Ha seguito a distanza il sindaco leghista di Cantù, Edgardo Arosio, l’onda di polemiche su scala nazionale che sono piovute sul suo collega Mario Landriscina (sostenuto da Lega e tutto il centrodestra) dopo la vicenda dell’ordinanza contro l’accattonaggio. Anche Cantù ha varato un provvedimento simile lo scorso autunno, ma non vi fu tutta questa mobilitazione. «Mi hanno colpito molto le ultime parole di Landriscina – dice Arosio – Conosco bene la sua storia e so quello che ha fatto per la gente e quanto ha dato. Sono convinto che queste polemiche non lo abbiano fatto dormire la notte e non posso che solidarizzare con lui. Questo è anche un segnale della difficoltà del ruolo di sindaco», spiega.
«Credo che contro l’ordinanza abbiano giocato una serie di concause e probabilmente l’eccesso di zelo di alcuni agenti di polizia locale», aggiunge.
«Un sindaco è chiamato a risolvere i problemi della gente, a vincere i degrado, a dare risposte in fretta. Como vive una realtà già difficile come città di frontiera – dice Arosio – però non si può neanche pensare di colpire in questo modo chi fa volontariato e chi per difficoltà, scelta di vita o disagio mentale è un senzatetto. Il rispetto delle persone non può essere calpestato», aggiunge.
«Ma anche per questo sono dispiaciuto per come sia stato dipinto Landriscina in questi giorni.
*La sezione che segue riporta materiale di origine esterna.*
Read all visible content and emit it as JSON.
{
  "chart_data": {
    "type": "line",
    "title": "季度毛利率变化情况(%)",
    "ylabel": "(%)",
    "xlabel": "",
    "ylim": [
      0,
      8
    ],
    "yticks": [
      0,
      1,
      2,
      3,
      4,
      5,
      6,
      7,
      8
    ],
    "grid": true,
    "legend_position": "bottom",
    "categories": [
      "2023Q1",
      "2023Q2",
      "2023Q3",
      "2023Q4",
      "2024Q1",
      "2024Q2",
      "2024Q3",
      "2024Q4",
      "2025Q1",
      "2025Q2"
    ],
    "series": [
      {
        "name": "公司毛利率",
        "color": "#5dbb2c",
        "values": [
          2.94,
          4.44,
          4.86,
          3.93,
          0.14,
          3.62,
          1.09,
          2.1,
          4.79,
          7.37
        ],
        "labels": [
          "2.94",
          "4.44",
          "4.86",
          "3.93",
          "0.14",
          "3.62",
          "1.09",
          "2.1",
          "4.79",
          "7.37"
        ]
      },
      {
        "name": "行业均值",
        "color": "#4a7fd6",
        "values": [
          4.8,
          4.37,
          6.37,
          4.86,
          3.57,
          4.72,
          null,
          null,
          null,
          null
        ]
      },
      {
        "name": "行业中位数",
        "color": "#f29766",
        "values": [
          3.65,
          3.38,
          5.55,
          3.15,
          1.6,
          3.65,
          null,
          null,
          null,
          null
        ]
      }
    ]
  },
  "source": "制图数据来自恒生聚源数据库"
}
A Cantù il problema è di dimensioni ridotte e a Como vi sono state una serie di coincidenze negative».
Sul tema è arrivata ieri la dura condanna all’ordinanza della segretaria generale della Cisl dei Laghi, Adria Bartolich.
«I provvedimenti assunti dall’amministrazione di Como, tra l’altro senza ascoltare chi di questi temi si occupa da tempo e li conosce, come le organizzazioni del terzo settore, per le quali esiste anche una Consulta in Comune, più che provvedimenti a tutela della sicurezza e contro il degrado, si stanno rivelando un’inaccettabile guerra ai poveri. Non alla povertà. Ai poveri. Senza distinzione», ha scritto Adria Bartolich in un comunicato.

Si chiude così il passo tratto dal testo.